Steve Melhuish, co-founder and chief executive of online real estate portal PropertyGuru, said that allowing dual-class shares would make Singapore a more attractive listing destination for tech startups. "It's a good move for SGX to be on parity with other exchanges."

He said, however, that PropertyGuru was not planning for a listing yet, and that in general, a lack of comparables and research are obstacles that Singapore has to overcome.

Associate professor Mak Yuen Teen, a corporate governance advocate at the National University of Singapore, said that he continues to be against dual-class shares because of the potential for governance abuses.

"In the last 10 years, other major markets have thought about it and decided against it, but SGX is the only one that is going to do it," he said, citing Australia, Hong Kong and London's main board.
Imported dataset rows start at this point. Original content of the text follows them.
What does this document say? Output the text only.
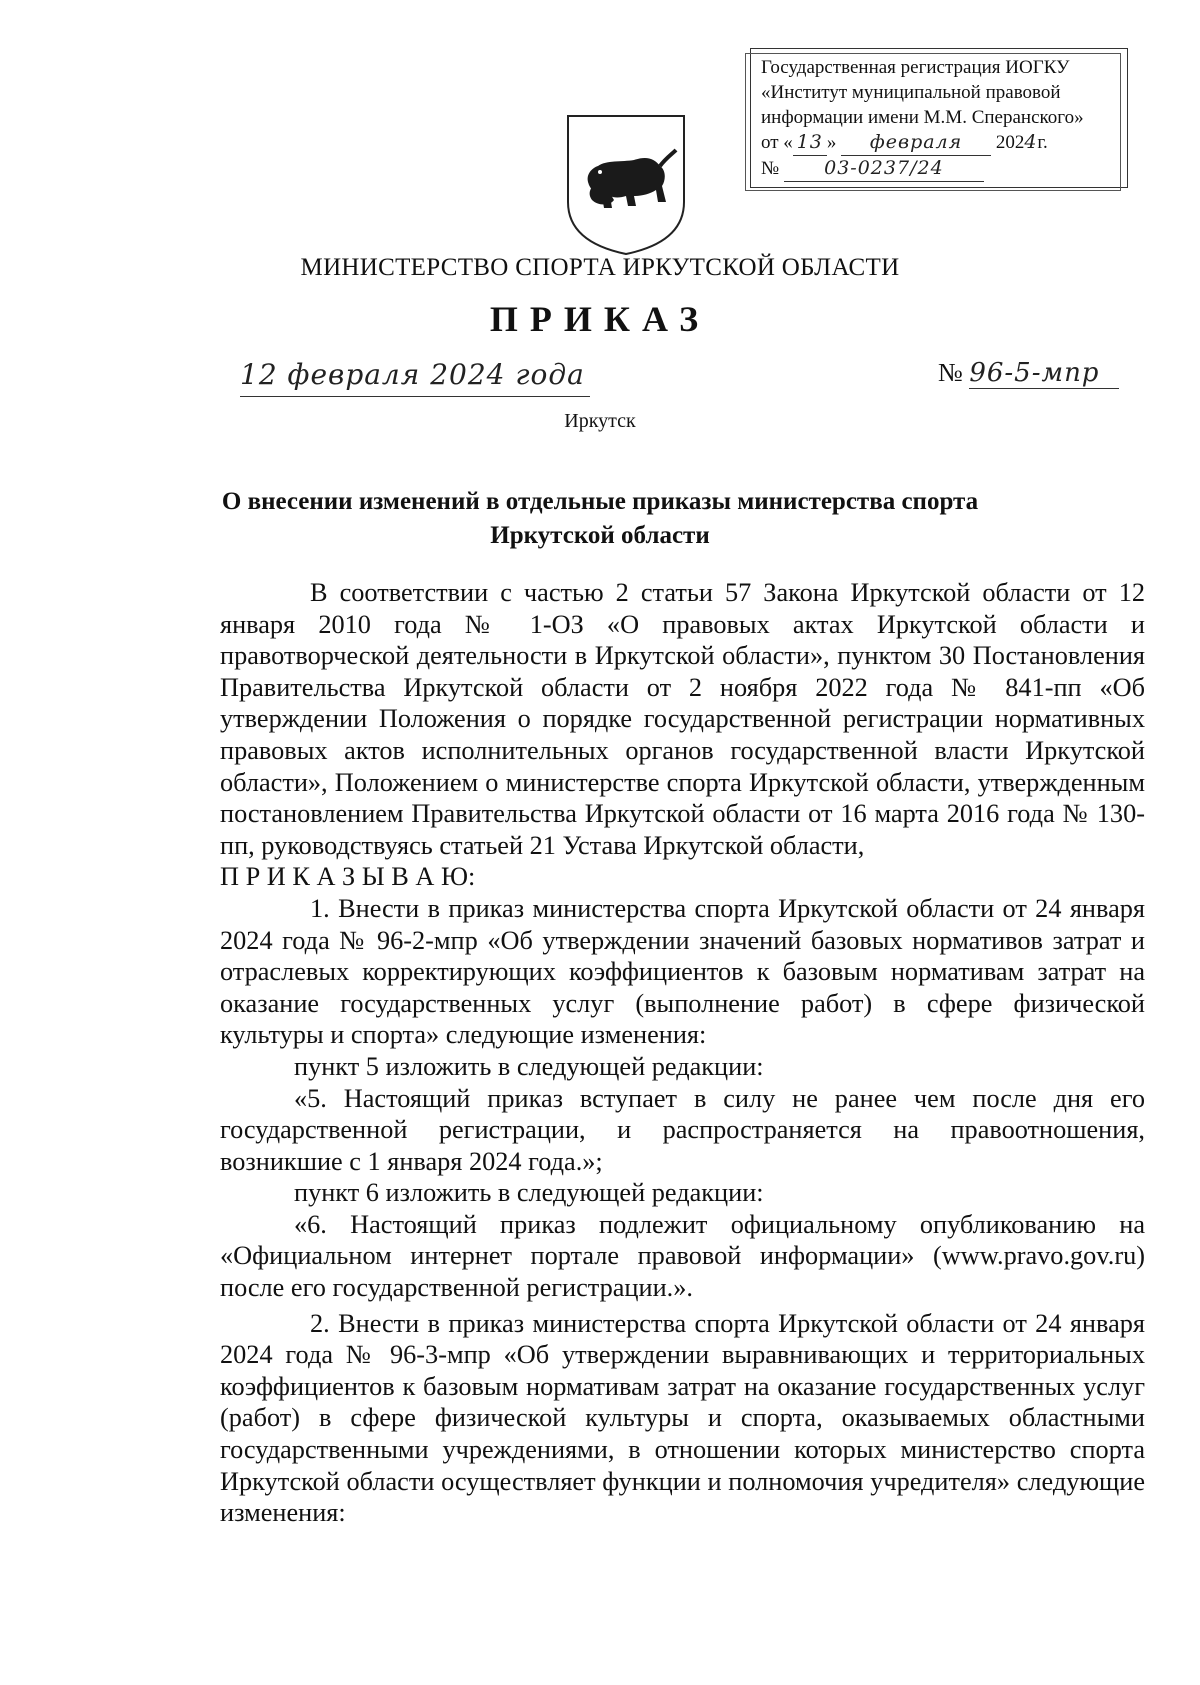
Государственная регистрация ИОГКУ
«Институт муниципальной правовой
информации имени М.М. Сперанского»
от « 13 » февраля 2024г.
№ 03-0237/24
МИНИСТЕРСТВО СПОРТА ИРКУТСКОЙ ОБЛАСТИ
ПРИКАЗ
12 февраля 2024 года	№ 96-5-мпр
Иркутск
О внесении изменений в отдельные приказы министерства спорта
Иркутской области

В соответствии с частью 2 статьи 57 Закона Иркутской области от 12 января 2010 года № 1-ОЗ «О правовых актах Иркутской области и правотворческой деятельности в Иркутской области», пунктом 30 Постановления Правительства Иркутской области от 2 ноября 2022 года № 841-пп «Об утверждении Положения о порядке государственной регистрации нормативных правовых актов исполнительных органов государственной власти Иркутской области», Положением о министерстве спорта Иркутской области, утвержденным постановлением Правительства Иркутской области от 16 марта 2016 года № 130-пп, руководствуясь статьей 21 Устава Иркутской области,

П Р И К А З Ы В А Ю:

1. Внести в приказ министерства спорта Иркутской области от 24 января 2024 года № 96-2-мпр «Об утверждении значений базовых нормативов затрат и отраслевых корректирующих коэффициентов к базовым нормативам затрат на оказание государственных услуг (выполнение работ) в сфере физической культуры и спорта» следующие изменения:

пункт 5 изложить в следующей редакции:

«5. Настоящий приказ вступает в силу не ранее чем после дня его государственной регистрации, и распространяется на правоотношения, возникшие с 1 января 2024 года.»;

пункт 6 изложить в следующей редакции:

«6. Настоящий приказ подлежит официальному опубликованию на «Официальном интернет портале правовой информации» (www.pravo.gov.ru) после его государственной регистрации.».

2. Внести в приказ министерства спорта Иркутской области от 24 января 2024 года № 96-3-мпр «Об утверждении выравнивающих и территориальных коэффициентов к базовым нормативам затрат на оказание государственных услуг (работ) в сфере физической культуры и спорта, оказываемых областными государственными учреждениями, в отношении которых министерство спорта Иркутской области осуществляет функции и полномочия учредителя» следующие изменения:
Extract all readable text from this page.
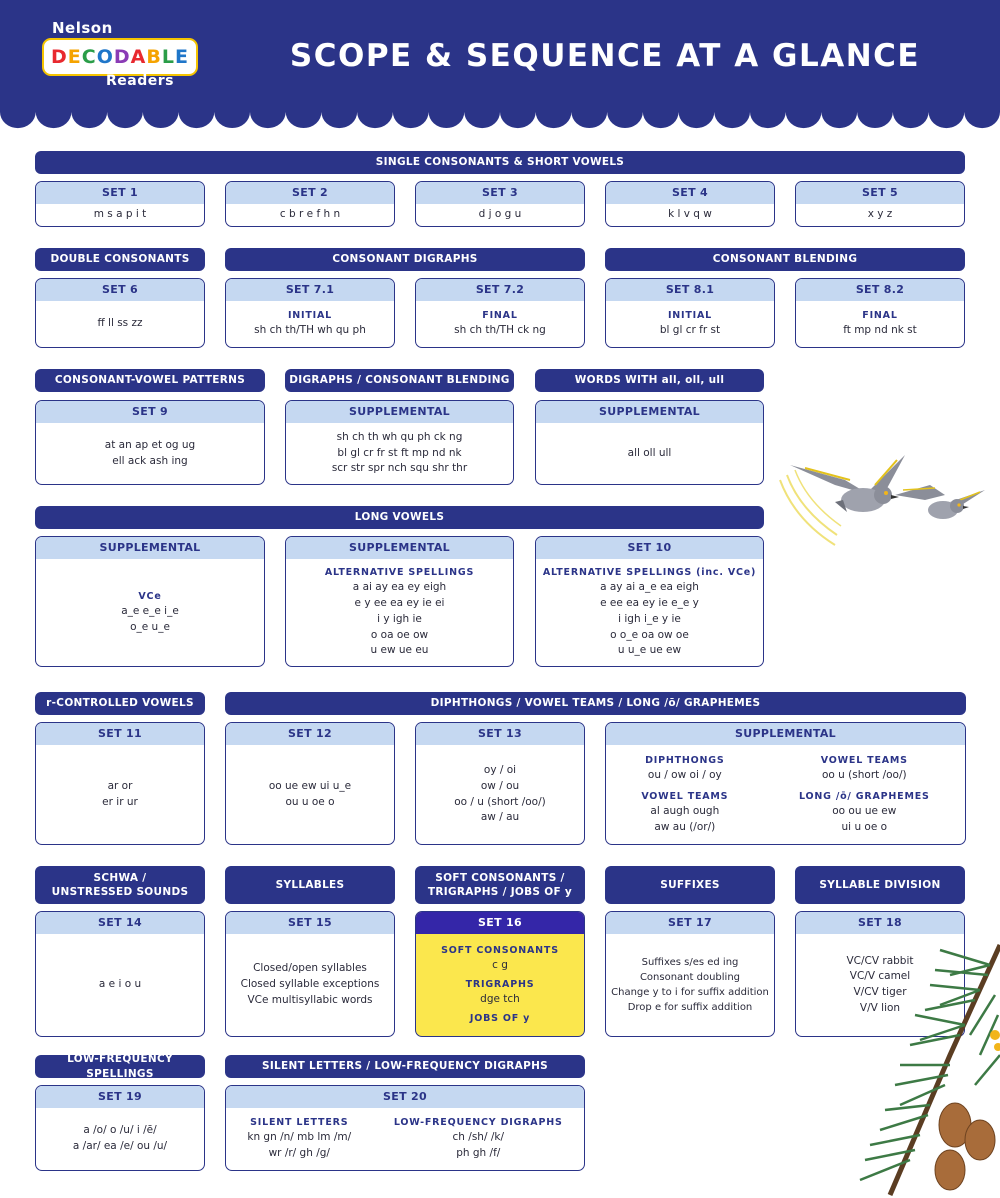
Nelson
DECODABLE
Readers
SCOPE & SEQUENCE AT A GLANCE
SINGLE CONSONANTS & SHORT VOWELS
SET 1
m s a p i t
SET 2
c b r e f h n
SET 3
d j o g u
SET 4
k l v q w
SET 5
x y z
DOUBLE CONSONANTS	CONSONANT DIGRAPHS	CONSONANT BLENDING
SET 6
ff ll ss zz
SET 7.1
INITIAL
sh ch th/TH wh qu ph
SET 7.2
FINAL
sh ch th/TH ck ng
SET 8.1
INITIAL
bl gl cr fr st
SET 8.2
FINAL
ft mp nd nk st
CONSONANT-VOWEL PATTERNS	DIGRAPHS / CONSONANT BLENDING	WORDS WITH all, oll, ull
SET 9
at an ap et og ug
ell ack ash ing
SUPPLEMENTAL
sh ch th wh qu ph ck ng
bl gl cr fr st ft mp nd nk
scr str spr nch squ shr thr
SUPPLEMENTAL
all oll ull
LONG VOWELS
SUPPLEMENTAL
VCe
a_e e_e i_e
o_e u_e
SUPPLEMENTAL
ALTERNATIVE SPELLINGS
a ai ay ea ey eigh
e y ee ea ey ie ei
i y igh ie
o oa oe ow
u ew ue eu
SET 10
ALTERNATIVE SPELLINGS (inc. VCe)
a ay ai a_e ea eigh
e ee ea ey ie e_e y
i igh i_e y ie
o o_e oa ow oe
u u_e ue ew
r-CONTROLLED VOWELS	DIPHTHONGS / VOWEL TEAMS / LONG /ō/ GRAPHEMES
SET 11
ar or
er ir ur
SET 12
oo ue ew ui u_e
ou u oe o
SET 13
oy / oi
ow / ou
oo / u (short /oo/)
aw / au
SUPPLEMENTAL
DIPHTHONGS
ou / ow oi / oy
VOWEL TEAMS
al augh ough
aw au (/or/)
VOWEL TEAMS
oo u (short /oo/)
LONG /ō/ GRAPHEMES
oo ou ue ew
ui u oe o
SCHWA /
UNSTRESSED SOUNDS
SYLLABLES
SOFT CONSONANTS /
TRIGRAPHS / JOBS OF y
SUFFIXES	SYLLABLE DIVISION
SET 14
a e i o u
SET 15
Closed/open syllables
Closed syllable exceptions
VCe multisyllabic words
SET 16
SOFT CONSONANTS
c g
TRIGRAPHS
dge tch
JOBS OF y
SET 17
Suffixes s/es ed ing
Consonant doubling
Change y to i for suffix addition
Drop e for suffix addition
SET 18
VC/CV rabbit
VC/V camel
V/CV tiger
V/V lion
LOW-FREQUENCY SPELLINGS
SILENT LETTERS / LOW-FREQUENCY DIGRAPHS
SET 19
a /o/ o /u/ i /ē/
a /ar/ ea /e/ ou /u/
SET 20
SILENT LETTERS
kn gn /n/ mb lm /m/
wr /r/ gh /g/
LOW-FREQUENCY DIGRAPHS
ch /sh/ /k/
ph gh /f/
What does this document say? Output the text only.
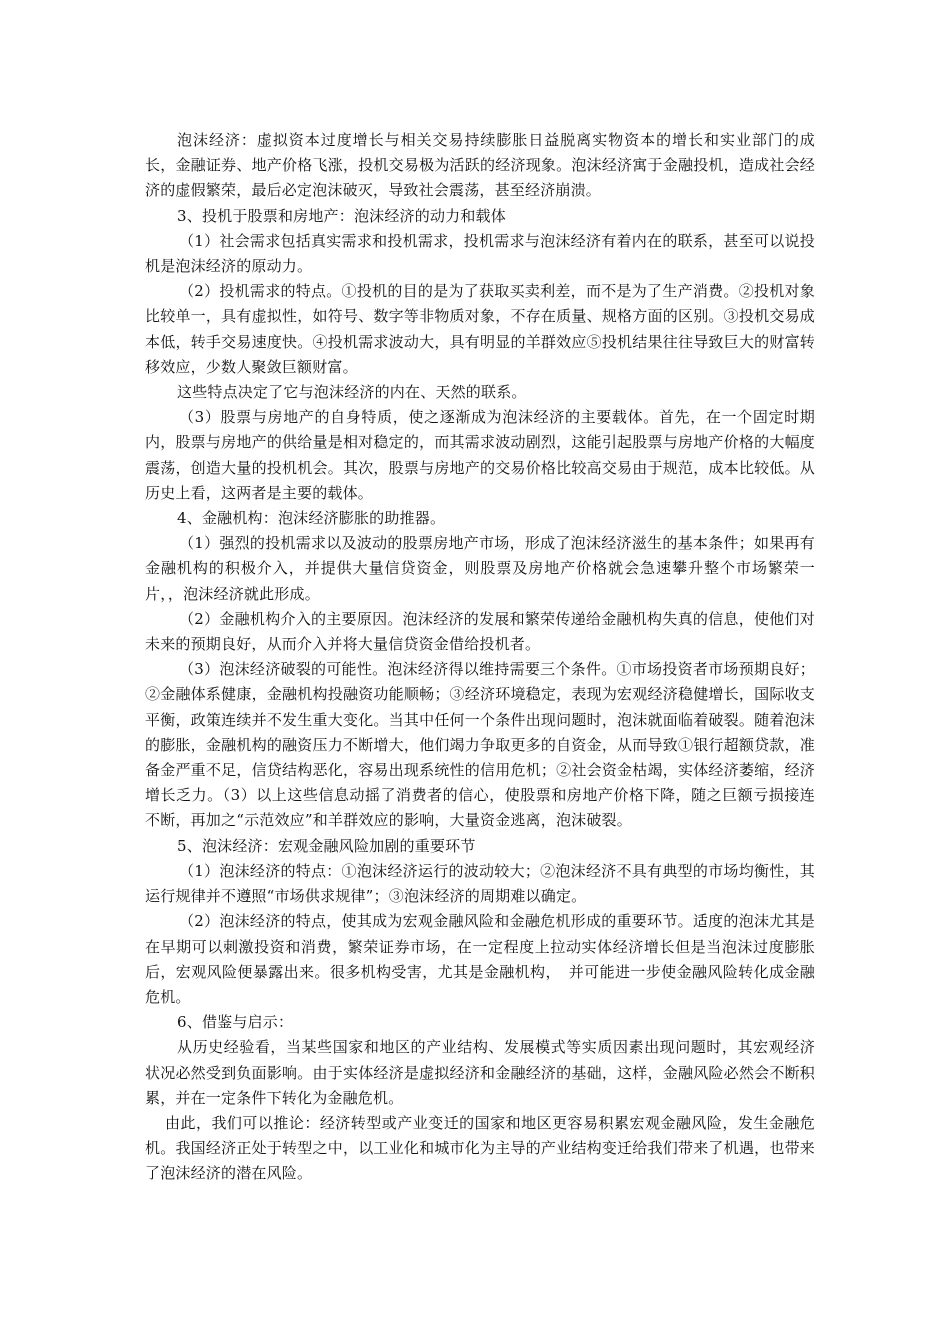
泡沫经济：虚拟资本过度增长与相关交易持续膨胀日益脱离实物资本的增长和实业部门的成长，金融证券、地产价格飞涨，投机交易极为活跃的经济现象。泡沫经济寓于金融投机，造成社会经济的虚假繁荣，最后必定泡沫破灭，导致社会震荡，甚至经济崩溃。

3、投机于股票和房地产：泡沫经济的动力和载体

（1）社会需求包括真实需求和投机需求，投机需求与泡沫经济有着内在的联系，甚至可以说投机是泡沫经济的原动力。

（2）投机需求的特点。①投机的目的是为了获取买卖利差，而不是为了生产消费。②投机对象比较单一，具有虚拟性，如符号、数字等非物质对象，不存在质量、规格方面的区别。③投机交易成本低，转手交易速度快。④投机需求波动大，具有明显的羊群效应⑤投机结果往往导致巨大的财富转移效应，少数人聚敛巨额财富。

这些特点决定了它与泡沫经济的内在、天然的联系。

（3）股票与房地产的自身特质，使之逐渐成为泡沫经济的主要载体。首先，在一个固定时期内，股票与房地产的供给量是相对稳定的，而其需求波动剧烈，这能引起股票与房地产价格的大幅度震荡，创造大量的投机机会。其次，股票与房地产的交易价格比较高交易由于规范，成本比较低。从历史上看，这两者是主要的载体。

4、金融机构：泡沫经济膨胀的助推器。

（1）强烈的投机需求以及波动的股票房地产市场，形成了泡沫经济滋生的基本条件；如果再有金融机构的积极介入，并提供大量信贷资金，则股票及房地产价格就会急速攀升整个市场繁荣一片，，泡沫经济就此形成。

（2）金融机构介入的主要原因。泡沫经济的发展和繁荣传递给金融机构失真的信息，使他们对未来的预期良好，从而介入并将大量信贷资金借给投机者。

（3）泡沫经济破裂的可能性。泡沫经济得以维持需要三个条件。①市场投资者市场预期良好；②金融体系健康，金融机构投融资功能顺畅；③经济环境稳定，表现为宏观经济稳健增长，国际收支平衡，政策连续并不发生重大变化。当其中任何一个条件出现问题时，泡沫就面临着破裂。随着泡沫的膨胀，金融机构的融资压力不断增大，他们竭力争取更多的自资金，从而导致①银行超额贷款，准备金严重不足，信贷结构恶化，容易出现系统性的信用危机；②社会资金枯竭，实体经济萎缩，经济增长乏力。（3）以上这些信息动摇了消费者的信心，使股票和房地产价格下降，随之巨额亏损接连不断，再加之“示范效应”和羊群效应的影响，大量资金逃离，泡沫破裂。

5、泡沫经济：宏观金融风险加剧的重要环节

（1）泡沫经济的特点：①泡沫经济运行的波动较大；②泡沫经济不具有典型的市场均衡性，其运行规律并不遵照“市场供求规律”；③泡沫经济的周期难以确定。

（2）泡沫经济的特点，使其成为宏观金融风险和金融危机形成的重要环节。适度的泡沫尤其是在早期可以刺激投资和消费，繁荣证券市场，在一定程度上拉动实体经济增长但是当泡沫过度膨胀后，宏观风险便暴露出来。很多机构受害，尤其是金融机构，　并可能进一步使金融风险转化成金融危机。

6、借鉴与启示：

从历史经验看，当某些国家和地区的产业结构、发展模式等实质因素出现问题时，其宏观经济状况必然受到负面影响。由于实体经济是虚拟经济和金融经济的基础，这样，金融风险必然会不断积累，并在一定条件下转化为金融危机。

由此，我们可以推论：经济转型或产业变迁的国家和地区更容易积累宏观金融风险，发生金融危机。我国经济正处于转型之中，以工业化和城市化为主导的产业结构变迁给我们带来了机遇，也带来了泡沫经济的潜在风险。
Taking specific aim at the LAC's proposal that all shares have only a single vote when it comes to polls on independent directors, Prof Mak argued that the reliance on independent directors may sound better in theory than in practice because holding independent directors accountable can be a tall challenge even without dual-class shares.

"I am just not convinced that dual-class shares are good for the market," he said.

Separately, SGX also announced that chairman Chew Choon Seng will retire after the coming annual general meeting on Sept 22. Current lead independent director Kwa Chong Seng will take over at the helm.

Mr Chew has been chairman since January 2011. Mr Kwa was elected to the board in 2012.